The opinion of an “inorganic” of the IMF: Domingo Cavallo
Interestingly, in this same line “said” a few days ago the former Minister Domingo Cavallo in his blog. “Why does the economic team insist on using export currencies to limit the official dollar gap with the CCL if it turns out that there is no exchange problem for the government?”He wondered. “If at least the CCL dollar is not liberalized and the commercial surplus currencies are still used to control the exchange rate in this market, the announcement of the elimination of the stockpile at the end of 2025 will lead to investors to wait a significant devaluation jump, even if by then there has been a significant disbursement of the IMF,” he said. Why is the exchange rate not eliminated, at least the one that applies to non -commercial operations?
Cavallo’s hypothesis is simple. He says that surely the economic team considers that it is important to keep the gap between the official exchange rate and the CCL to avoid expectations of a devaluation jump at some point in the future. That is why the liquidation of the dollar Blend.
However, he argues that reading is different. “We must consider the possibility that The expectation of evolution of the official exchange rate and the probability of a future devaluation jump, depend much more on the evolution of net external reserves than on the gap artificially controlled by the Central Bank ”. From this perspective, “the best way to avoid a destabilizing devaluation jump in the future is to find a way to increase net reserves without devaluing the jumps.”
Cavallo’s recommendation to add reservations without devaluing, at least initially, seems to be the usual.
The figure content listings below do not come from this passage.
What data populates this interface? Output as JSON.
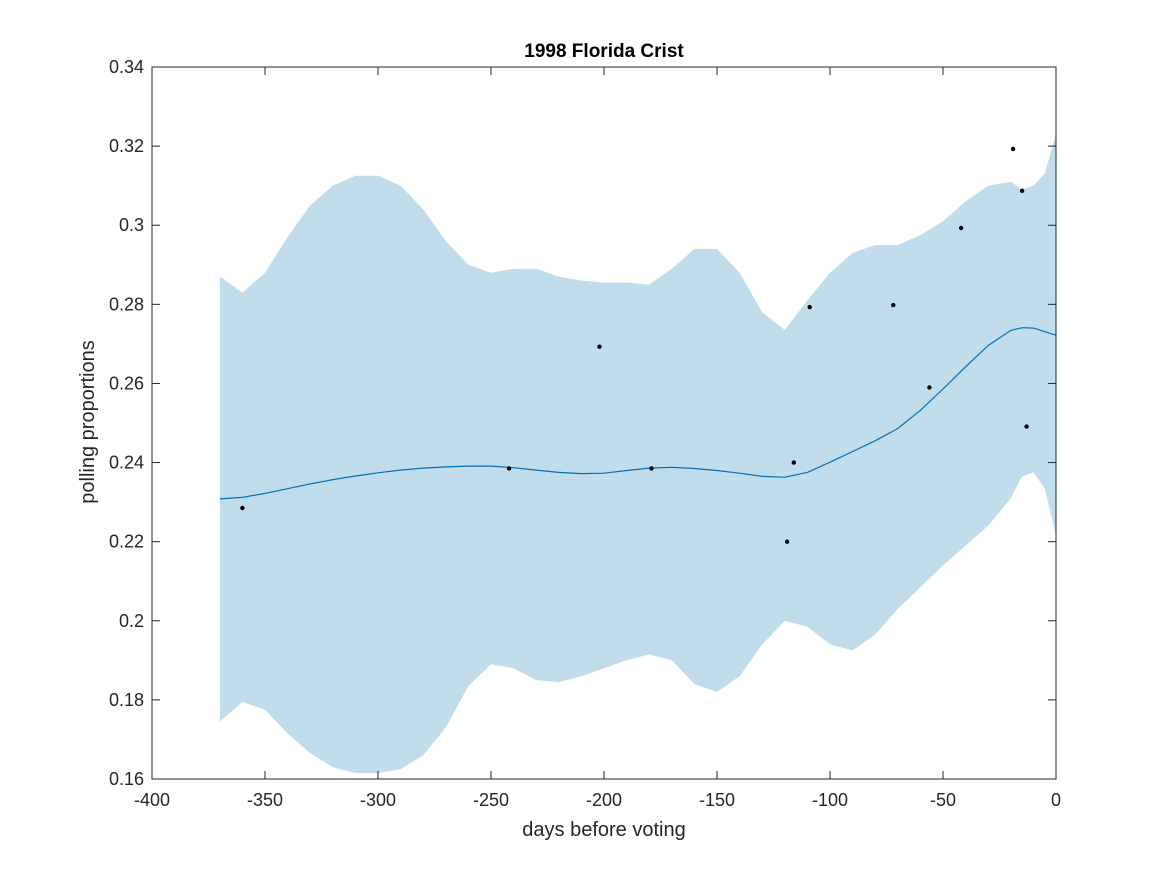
{
  "chart_data": {
    "type": "line",
    "title": "1998 Florida Crist",
    "xlabel": "days before voting",
    "ylabel": "polling proportions",
    "xlim": [
      -400,
      0
    ],
    "ylim": [
      0.16,
      0.34
    ],
    "xticks": [
      -400,
      -350,
      -300,
      -250,
      -200,
      -150,
      -100,
      -50,
      0
    ],
    "xtick_labels": [
      "-400",
      "-350",
      "-300",
      "-250",
      "-200",
      "-150",
      "-100",
      "-50",
      "0"
    ],
    "yticks": [
      0.16,
      0.18,
      0.2,
      0.22,
      0.24,
      0.26,
      0.28,
      0.3,
      0.32,
      0.34
    ],
    "ytick_labels": [
      "0.16",
      "0.18",
      "0.2",
      "0.22",
      "0.24",
      "0.26",
      "0.28",
      "0.3",
      "0.32",
      "0.34"
    ],
    "grid": false,
    "colors": {
      "band": "#c1dcea",
      "line": "#0072bd",
      "points": "#000000",
      "axes": "#262626"
    },
    "band": {
      "x": [
        -370,
        -360,
        -350,
        -340,
        -330,
        -320,
        -310,
        -300,
        -290,
        -280,
        -270,
        -260,
        -250,
        -240,
        -230,
        -220,
        -210,
        -200,
        -190,
        -180,
        -170,
        -160,
        -150,
        -140,
        -130,
        -120,
        -110,
        -100,
        -90,
        -80,
        -70,
        -60,
        -50,
        -40,
        -30,
        -20,
        -15,
        -10,
        -5,
        0
      ],
      "upper": [
        0.287,
        0.283,
        0.288,
        0.297,
        0.305,
        0.31,
        0.3125,
        0.3125,
        0.31,
        0.304,
        0.296,
        0.29,
        0.288,
        0.289,
        0.289,
        0.287,
        0.286,
        0.2855,
        0.2855,
        0.285,
        0.289,
        0.294,
        0.294,
        0.288,
        0.278,
        0.2735,
        0.281,
        0.288,
        0.293,
        0.295,
        0.295,
        0.2975,
        0.301,
        0.306,
        0.31,
        0.311,
        0.309,
        0.31,
        0.313,
        0.323
      ],
      "lower": [
        0.1745,
        0.1795,
        0.1775,
        0.1715,
        0.1665,
        0.163,
        0.1615,
        0.1615,
        0.1625,
        0.166,
        0.173,
        0.1835,
        0.189,
        0.188,
        0.185,
        0.1845,
        0.186,
        0.188,
        0.19,
        0.1915,
        0.19,
        0.184,
        0.182,
        0.186,
        0.194,
        0.2,
        0.1985,
        0.194,
        0.1925,
        0.1965,
        0.203,
        0.2085,
        0.214,
        0.219,
        0.224,
        0.231,
        0.2365,
        0.2375,
        0.2335,
        0.2215
      ]
    },
    "series": [
      {
        "type": "line",
        "x": [
          -370,
          -360,
          -350,
          -340,
          -330,
          -320,
          -310,
          -300,
          -290,
          -280,
          -270,
          -260,
          -250,
          -240,
          -230,
          -220,
          -210,
          -200,
          -190,
          -180,
          -170,
          -160,
          -150,
          -140,
          -130,
          -120,
          -110,
          -100,
          -90,
          -80,
          -70,
          -60,
          -50,
          -40,
          -30,
          -20,
          -15,
          -10,
          -5,
          0
        ],
        "y": [
          0.2308,
          0.2312,
          0.2322,
          0.2334,
          0.2346,
          0.2357,
          0.2366,
          0.2374,
          0.2381,
          0.2386,
          0.2389,
          0.2391,
          0.2391,
          0.2387,
          0.2381,
          0.2375,
          0.2372,
          0.2373,
          0.238,
          0.2386,
          0.2388,
          0.2385,
          0.238,
          0.2373,
          0.2365,
          0.2363,
          0.2375,
          0.2401,
          0.2428,
          0.2455,
          0.2486,
          0.2532,
          0.2586,
          0.2642,
          0.2696,
          0.2734,
          0.2741,
          0.274,
          0.2731,
          0.2722
        ]
      },
      {
        "type": "scatter",
        "x": [
          -360,
          -242,
          -202,
          -179,
          -119,
          -116,
          -109,
          -72,
          -56,
          -42,
          -19,
          -15,
          -13
        ],
        "y": [
          0.2285,
          0.2385,
          0.2693,
          0.2385,
          0.22,
          0.24,
          0.2793,
          0.2798,
          0.259,
          0.2993,
          0.3193,
          0.3087,
          0.2491
        ]
      }
    ]
  }
}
On the one hand, the elimination of the Blend dollar for exports, so that 100% of export income is sold to the Central Bank. On the other, the increase in tax incentives to exports, that is, an accentuation of the process already initiated to reduce retentions to agricultural exports and regional economies.
To this is added the increase in internal taxes to export manufactures and the disposition for the payment of tourist services and imports of final consumer goods considered non -essential must be paid for the cash with liquidation and do not require currencies of the Central Bank.